2.) Die Klage ist nach § 46 Abs. 2 S. 2 1 Hs. WEG verspätet erhoben (s. hierzu BT-Drucksache 16/887 S. 38). Denn die Klage hätte innerhalb eines Monats nach Beschlussabfassung erhoben werden müssen. Dabei gilt die Klage gemäß § 253 Abs. 1 ZPO mit Zustellung der Klageschrift als erhoben. Nach § 167 ZPO wird die Frist bereits mit Eingang des Antrags bzw. der Klage bei Gericht als gewahrt angesehen, wenn die Zustellung „demnächst“ erfolgt. Eine Zustellung gilt nur dann als „demnächst“ erfolgt, wenn in einer den Umständen nach angemessenen Frist zugestellt wird ohne von der Partei zu vertretende Verzögerung (vgl. BGH VersR 1999, 218, IV ZR 248/97 v. 30.09.2008). § 167 ZPO soll einen Kläger vor Verzögerungen schützen, auf die er keinerlei Einfluss hat, an denen er also auch nicht nur mitschuldig ist (BVerfG I BvR 1464/91 I BvR 1623/91, BGHZ 145, 362 VI ZR 198/99). Hieran fehlt es. Die Zustellung der Klageschrift erfolgte nicht demnächst. So befanden sich Beklagte in England bzw. eine Gesellschaft hat ihren Sitz in der Schweiz, ebenso die Beklagte ….. . Die Zustellung an die Beklagte …. kam zunächst als unzustellbar zurück.
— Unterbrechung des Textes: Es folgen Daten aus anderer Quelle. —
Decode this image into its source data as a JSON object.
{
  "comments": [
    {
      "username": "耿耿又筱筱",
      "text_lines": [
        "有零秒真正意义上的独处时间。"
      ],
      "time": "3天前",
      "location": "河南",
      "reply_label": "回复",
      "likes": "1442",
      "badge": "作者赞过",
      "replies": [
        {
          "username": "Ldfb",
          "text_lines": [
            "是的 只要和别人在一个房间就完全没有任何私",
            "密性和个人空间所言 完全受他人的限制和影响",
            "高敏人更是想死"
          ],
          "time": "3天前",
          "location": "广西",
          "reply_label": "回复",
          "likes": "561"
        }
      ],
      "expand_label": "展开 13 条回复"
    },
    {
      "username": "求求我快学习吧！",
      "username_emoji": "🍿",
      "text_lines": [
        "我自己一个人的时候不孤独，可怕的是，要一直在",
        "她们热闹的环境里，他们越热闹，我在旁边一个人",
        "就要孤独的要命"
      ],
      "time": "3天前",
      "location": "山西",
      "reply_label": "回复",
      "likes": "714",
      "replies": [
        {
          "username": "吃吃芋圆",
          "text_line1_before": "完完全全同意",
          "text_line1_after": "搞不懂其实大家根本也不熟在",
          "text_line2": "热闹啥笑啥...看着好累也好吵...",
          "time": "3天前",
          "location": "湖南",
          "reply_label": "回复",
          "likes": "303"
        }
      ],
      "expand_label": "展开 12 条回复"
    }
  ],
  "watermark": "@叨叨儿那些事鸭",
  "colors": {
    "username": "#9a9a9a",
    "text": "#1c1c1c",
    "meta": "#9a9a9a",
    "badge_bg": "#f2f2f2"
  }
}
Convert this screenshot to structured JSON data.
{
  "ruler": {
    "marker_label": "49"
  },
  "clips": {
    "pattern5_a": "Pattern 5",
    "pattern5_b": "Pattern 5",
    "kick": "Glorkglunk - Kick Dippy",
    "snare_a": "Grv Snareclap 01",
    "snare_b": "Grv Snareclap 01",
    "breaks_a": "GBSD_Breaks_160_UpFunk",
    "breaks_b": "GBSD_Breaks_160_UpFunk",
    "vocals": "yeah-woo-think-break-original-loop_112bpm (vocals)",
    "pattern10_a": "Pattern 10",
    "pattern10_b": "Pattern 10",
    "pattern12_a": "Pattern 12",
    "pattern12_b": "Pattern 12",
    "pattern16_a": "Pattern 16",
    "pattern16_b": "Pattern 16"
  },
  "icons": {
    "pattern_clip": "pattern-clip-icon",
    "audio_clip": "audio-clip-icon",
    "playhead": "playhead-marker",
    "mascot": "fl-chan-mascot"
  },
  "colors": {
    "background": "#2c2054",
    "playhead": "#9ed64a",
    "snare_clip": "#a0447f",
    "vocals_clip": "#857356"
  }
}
Erst nach Mitteilung einer neuen Adresse konnte die Klage an sie am 14.02.2013 zugestellt werden. Die Zustellung an die im Ausland ansässigen Wohnungseigentümer erfolgte nach Aktenlage erst durch Zustellung an den gerichtlich bestellten Ersatzzustellungsvertreter am 25.02.2013.
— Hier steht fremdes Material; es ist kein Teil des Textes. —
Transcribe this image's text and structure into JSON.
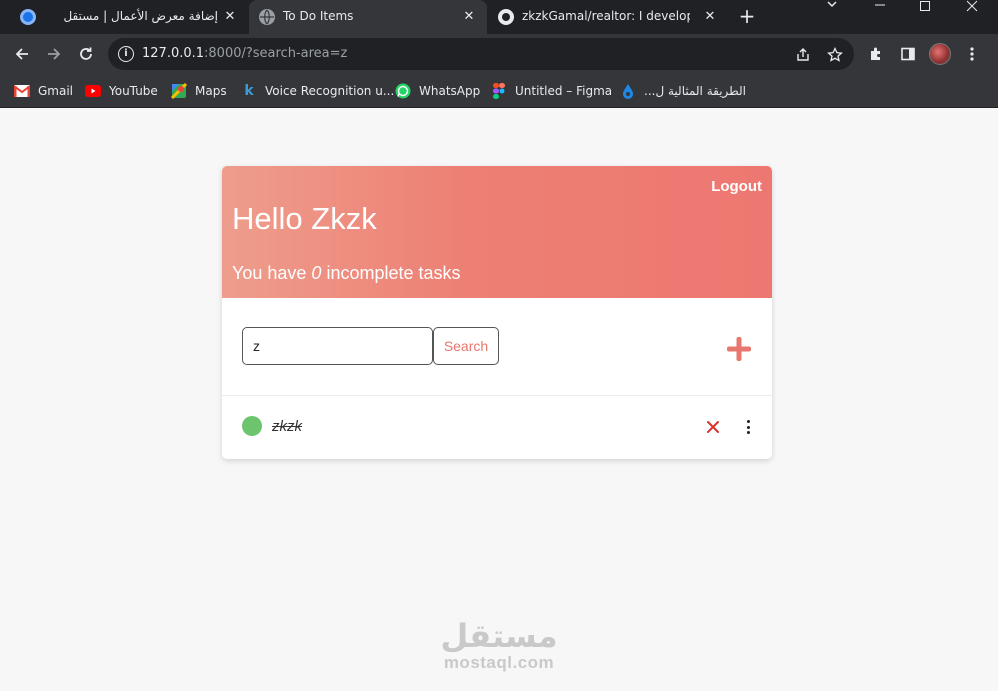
{
  "browser": {
    "tabs": [
      {
        "title": "إضافة معرض الأعمال | مستقل",
        "icon": "mostaql-favicon-icon"
      },
      {
        "title": "To Do Items",
        "icon": "globe-icon",
        "active": true
      },
      {
        "title": "zkzkGamal/realtor: I developed a",
        "icon": "github-icon"
      }
    ],
    "url": {
      "host": "127.0.0.1",
      "rest": ":8000/?search-area=z"
    },
    "bookmarks": [
      {
        "label": "Gmail",
        "icon": "gmail-icon"
      },
      {
        "label": "YouTube",
        "icon": "youtube-icon"
      },
      {
        "label": "Maps",
        "icon": "maps-icon"
      },
      {
        "label": "Voice Recognition u...",
        "icon": "k-icon"
      },
      {
        "label": "WhatsApp",
        "icon": "whatsapp-icon"
      },
      {
        "label": "Untitled – Figma",
        "icon": "figma-icon"
      },
      {
        "label": "الطريقة المثالية ل...",
        "icon": "drop-icon"
      }
    ]
  },
  "app": {
    "logout_label": "Logout",
    "greeting": "Hello Zkzk",
    "subline_prefix": "You have ",
    "incomplete_count": "0",
    "subline_suffix": " incomplete tasks",
    "search": {
      "value": "z",
      "button_label": "Search"
    },
    "tasks": [
      {
        "title": "zkzk",
        "completed": true
      }
    ],
    "colors": {
      "header_start": "#ee9d8c",
      "header_end": "#ed7871",
      "accent": "#e8776d",
      "done_dot": "#6cc46c",
      "delete": "#d9342b"
    }
  },
  "watermark": {
    "arabic": "مستقل",
    "latin": "mostaql.com"
  }
}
Wäre ein Ersatzzustellungsvertreter vorhanden gewesen, wäre es nicht zu diesen Verzögerungen gekommen. Es ist nicht zu erwarten, dass die Wohnungseigentümer einen Ersatzzustellungsvertreter im Ausland benannt hätten. Zwar schließt das Gesetz dies nicht aus, es widerspräche jedoch im Zweifel ordnungsgemäßer Verwaltung, einen im Ausland ansässigen Ersatzzustellungsvertreter zu benennen, da hierdurch erhebliche Verzögerungen zu erwarten wären.
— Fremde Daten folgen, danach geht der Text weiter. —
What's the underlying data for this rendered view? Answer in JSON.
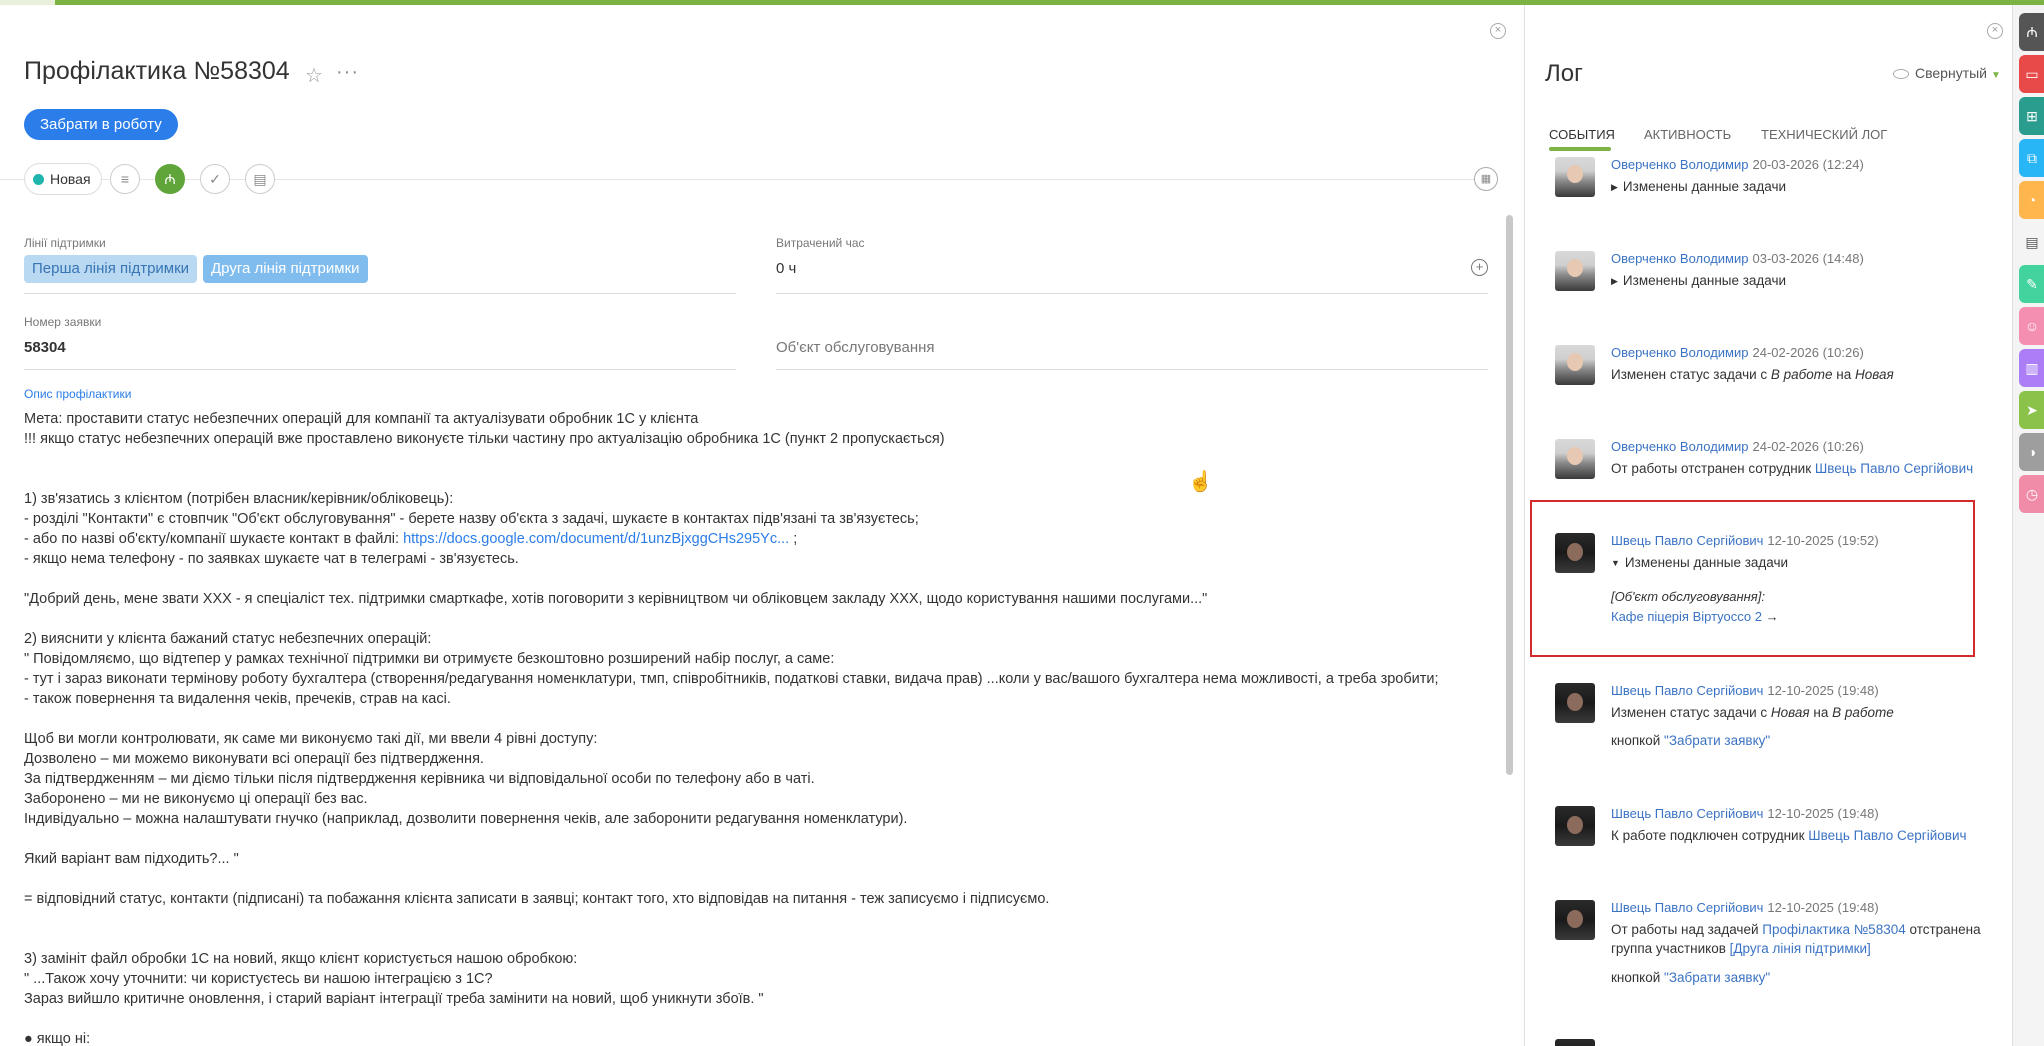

Auch wäre bei Benennung eines Ersatzzustellungsvertreters eine Zustellung an die Beklagte ….. früher erfolgt.
b.) Die Klägerin hat diese verzögerte Zustellung jedenfalls in erheblicher Weise mit zu vertreten, und muss sich diese anlasten lassen. Denn als Verwalterin, gerade als professionelle Verwalterin, war sie verpflichtet, auf eine ordnungsgemäße Verwaltung der WEG hinzuwirken. Hierzu gehört gemäß § 45 Abs. 2 WEG, dass die Wohnungseigentümer für den Fall, dass der Verwalter als Zustellungsvertreter ausgeschlossen ist, durch Beschluss mit Stimmenmehrheit einen Ersatzzustellungsvertreter sowie dessen Vertreter bestellen, auch wenn ein Rechtsstreit noch nicht anhängig ist.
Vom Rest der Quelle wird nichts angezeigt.